My son’s primary school has worked very hard to get ready to accept him and his year 6 classmates. The class divided into two groups of 15, each attending for two hours a day, mornings or afternoons, with lots of cleaning of surfaces in between. And the rigmarole of trips back and forth for socially distanced drop off followed returning for the pick up what, 90 minutes later. About 80% are attending (say, 12 /15 in each group) but I’m not sure how much school work they are getting done. In parallel, the school is still looking after about 20 “key worker” children from all other years, also split in two groups. Year 1 and Year R are not back yet, but they will also be divided into each two small groups, morning and afternoon. And no sign of when the other four years might return. And this is a single-form entry school of around 200 pupils. How will secondary schools with 1000+ pupils work in the new normal?
Quite how this is meant to work come September is not entirely clear to me. But in the meantime we can’t just write off another three months. Some thought needs to be given to organising some form of continuing education provision over the summer. It is quite a while since we have needed children to be free from schooling over the summer months, to help get the harvest in.
I can’t see that happening…
Our government is failing a great many children, as it is the rest of us
Many children take some time to catch up after the summer holidays. Six months off would mean effectively a year of education written off.
I’m not holding out much hope for our basket case of a government doing very much of anything, apart from congratulating themselves on their “astonishing” “world-beating” leadership, as they keep marching the survivors towards a Brexit cliff edge.
I suspect local authorities won’t have the capacity to do much either. So who? Charities? Schools themselves, just as the teachers are looking forward to a break after working through Easter and the half terms? Motivated groups of parents?
Johnson says it’s going to happen
But he has not said how
I think he simply thinks teachers are infinitely available at his whim to achieve this without any consideration of their contracts, lives or simply fatigue
“Johnson says it’s going to happen”
Hmmm….well that does rather seem to be his modus operandi; say it’s going to happen and then pretend it has.
Before long we’ll see how this applies to Brexit since the Coronavirus pandemic is over now, according to the Johnson method of government as wish fulfilment. Actually I think Johnson has been trying to pretend that Brexit is done already. The little boy who wanted to be king of the world has grown up to be Prime Minister of Never never land.

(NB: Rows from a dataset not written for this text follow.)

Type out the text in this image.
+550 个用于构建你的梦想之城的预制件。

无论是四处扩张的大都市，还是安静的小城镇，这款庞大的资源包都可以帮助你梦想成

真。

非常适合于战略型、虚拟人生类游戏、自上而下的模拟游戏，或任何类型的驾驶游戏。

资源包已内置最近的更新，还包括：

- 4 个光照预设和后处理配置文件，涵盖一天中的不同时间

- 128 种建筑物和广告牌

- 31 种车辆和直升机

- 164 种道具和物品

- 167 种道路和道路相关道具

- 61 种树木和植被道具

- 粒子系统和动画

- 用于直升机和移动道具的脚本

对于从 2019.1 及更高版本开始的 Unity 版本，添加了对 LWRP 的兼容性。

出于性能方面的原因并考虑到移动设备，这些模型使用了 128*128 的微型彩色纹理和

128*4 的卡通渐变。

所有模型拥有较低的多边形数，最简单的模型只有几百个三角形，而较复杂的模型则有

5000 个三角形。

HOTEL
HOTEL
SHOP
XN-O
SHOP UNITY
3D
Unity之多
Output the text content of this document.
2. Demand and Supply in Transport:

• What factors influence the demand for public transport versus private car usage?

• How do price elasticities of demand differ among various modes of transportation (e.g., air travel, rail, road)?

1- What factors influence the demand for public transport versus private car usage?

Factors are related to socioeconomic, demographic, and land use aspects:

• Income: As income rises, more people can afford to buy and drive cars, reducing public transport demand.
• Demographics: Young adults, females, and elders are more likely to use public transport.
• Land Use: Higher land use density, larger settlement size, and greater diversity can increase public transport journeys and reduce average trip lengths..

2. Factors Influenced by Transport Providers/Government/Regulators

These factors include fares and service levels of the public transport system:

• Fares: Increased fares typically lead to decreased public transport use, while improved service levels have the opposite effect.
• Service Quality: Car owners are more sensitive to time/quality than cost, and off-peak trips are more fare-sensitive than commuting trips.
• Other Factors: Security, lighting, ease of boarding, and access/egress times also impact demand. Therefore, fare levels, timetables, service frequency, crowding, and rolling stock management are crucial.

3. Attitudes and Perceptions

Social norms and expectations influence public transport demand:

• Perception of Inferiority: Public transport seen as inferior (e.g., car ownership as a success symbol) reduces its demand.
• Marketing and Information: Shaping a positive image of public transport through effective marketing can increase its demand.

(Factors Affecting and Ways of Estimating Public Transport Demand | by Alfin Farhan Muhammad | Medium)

Every night before I go to sleep I’m going to try saying “I don’t believe in government special advisors”.
I’m not sure it’s entirely fair to run a government in this way. We should have been told in Johnson’s election manifestos that we were changing from the Lewis Carroll model to the to JM Barrie model society.
Sans a vaccine, a tight long lockdown, and a very slow, careful, inch-by-inch exit is the only way to squeeze down on the presence of the virus to low risk levels; then with a local, fast, structured test and trace operation, we can begin to allow sufficient activity to operate a living economy. Only the first part: long lockdown, the slow exit, test and trace wherever needed at point of need; allows the possibility of a viable economy to follow.
I think that is what Scotland is currently trying to do (and the r value is now circa 0.6-0.8). Sans vaccine I do not understand how else it can be done. I do not claim public health or epidemiological expertise, but that is what I see. I have no idea what the British Government is doing, or trying to do, or even whether they know themselves.